Lab4. Image restoration

2. Algorithm Outline for Anisotropic Diffusion

\[ \frac{\partial u}{\partial t} = \mathrm{div}(D \nabla u) \]

Expand the divergence form in (1) and make the appropriate simplification to obtain the Trace-based diffusion equation.

Under the assumption that \(D\) varies slowly it can be lifted outside the divergence operation. Lecture 14 slide 50 gives a simplification and EDUPACK page 27 derives a scalar product for matrices based on the Frobenius norm and writes it in terms of a trace. This gives:

\[ \frac{\partial u}{\partial t} = \mathrm{div}(D \nabla u) \approx \langle D|\nabla \nabla^T \rangle u = \mathrm{tr}[D H] \]

where \(H\) is the Hessian of \(u\).

What is the definition of the structure tensor and how do you obtain the diffusion tensor \(D\) from it?

Lecture 3 slide 5 and Lecture 13 slide 10 defines the structure tensor as the (smoothed) outer product of the gradients:

\[ T = (\nabla f) (\nabla f)^T = \begin{bmatrix} \left(\frac{\partial f}{\partial x}\right)^2 & \frac{\partial f}{\partial x} \frac{\partial f}{\partial y} \\ \frac{\partial f}{\partial y} \frac{\partial f}{\partial x} & \left(\frac{\partial f}{\partial y}\right)^2 \\ \end{bmatrix} \]

and the diffusion tensor as the matrix with the same eigenvectors but with eigenvalues changed according to

\[ \alpha_k = e^{-\lambda_k / m} \]

where \(m\) is a parameter.

What result do you expect if you apply the method to an image that does not contain any noise?
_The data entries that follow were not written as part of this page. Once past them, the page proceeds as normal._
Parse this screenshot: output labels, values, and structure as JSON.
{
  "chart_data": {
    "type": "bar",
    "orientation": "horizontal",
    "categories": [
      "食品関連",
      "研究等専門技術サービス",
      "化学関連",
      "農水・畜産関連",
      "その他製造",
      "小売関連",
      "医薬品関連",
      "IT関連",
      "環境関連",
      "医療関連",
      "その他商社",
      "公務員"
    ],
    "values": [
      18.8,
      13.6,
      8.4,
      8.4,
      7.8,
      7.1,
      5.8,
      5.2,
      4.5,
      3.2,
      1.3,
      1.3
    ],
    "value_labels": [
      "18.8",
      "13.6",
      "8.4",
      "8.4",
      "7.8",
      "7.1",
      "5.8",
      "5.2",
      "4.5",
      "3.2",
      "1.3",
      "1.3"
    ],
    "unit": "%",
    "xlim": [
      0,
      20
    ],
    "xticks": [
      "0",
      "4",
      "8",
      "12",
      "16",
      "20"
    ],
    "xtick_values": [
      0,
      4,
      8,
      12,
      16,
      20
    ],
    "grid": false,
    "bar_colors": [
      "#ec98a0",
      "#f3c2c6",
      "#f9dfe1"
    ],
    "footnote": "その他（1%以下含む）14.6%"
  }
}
Ideally the original image would remain (which is maybe the case with \(m = 0\)) but probably small details will be lost. For \(m \neq 0\) and infinite iterations (i.e. the analytical solution, assuming convergence) the image would be completely determined by the boundary conditions and totally smoothed out.

2.1. Implementation

Which values appear to work best for your parameters? How sensitive are they to variations?
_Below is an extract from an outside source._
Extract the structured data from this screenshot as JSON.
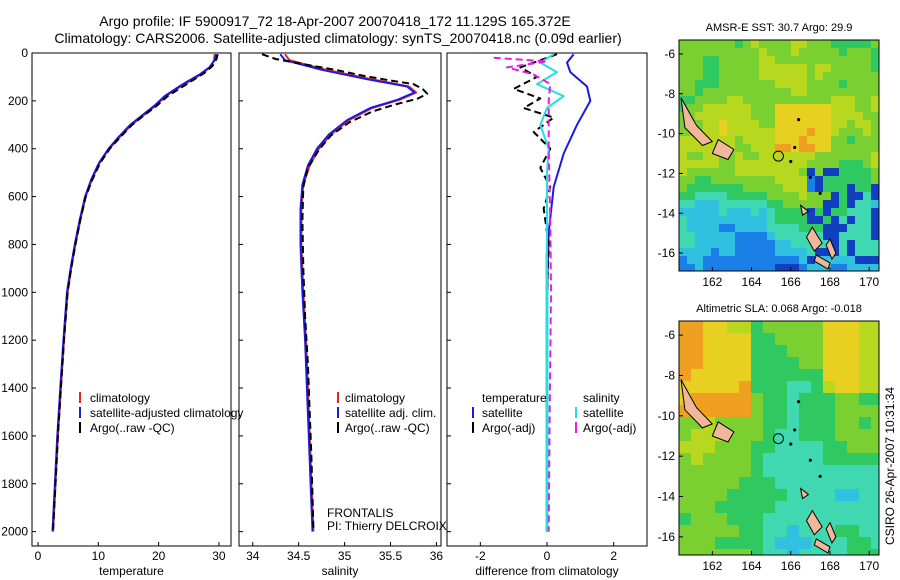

Ballpark reasonable for snr = 10:

  • m = 0.2
  • step = 0.01
  • iterations = 100

2.2. Parameter tuning

Which parameters are not specified by the equations?

Parameters that appear in the equations are m.

Parameters that do not appear in the equations are the ones related to numerically solving the differential equation, i.e. step and iterations.

2.3. Evaluation

Apply the method onto real images with additive noise of 3 different SNRs. How many iterations are needed to get an acceptable result for different noise levels?

With m = 0.1 and step = 0.1:

snr iterations
10 50
15 18
20 10

What happens if we use many more iterations than necessary? Does the result converge to the noise free image? Explain the result.

No, it converges to a constant (the mean of the entire image if circular convolution is used, zero if zeros are convolved in?).

Apply the method onto an image with multiplicative noise. What is the main difference in the result compared to additive noise? Explain the result.

The noise is much more disruptive and harder to deal with.

3. Inpainting via Total Variation

What do the parameters \(\alpha\) and \(\lambda\) represent and what are suitable values? What number of iterations is sufficient to obtain the desired result?

Parameter Meaning Good value
\(\alpha\) Step size 0.01
\(\lambda\) Weight between difference to original and variation in result 2

What is the expected behavior of the algorithm in the two regions \(\Gamma\) and \(\Omega \setminus \Gamma\)?

  • \(\Gamma\): Result close to corresponding input image pixel.
  • \(\Omega \setminus \Gamma\): Result (more or less) constant, i.e. close to nearby input image pixels.

(EXTRA) The operator \(\mathcal{X}_{\Omega \setminus \Gamma}\) defines the observed pixels. The operator can be interpreted as a projective operator \(P\) such that \(\mathcal{X}_{\Omega \setminus \Gamma} = \mathcal{P}^∗ \mathcal{P}\) where \(\mathcal{P}^∗\) is the adjoint. Can you give an example of such an operator?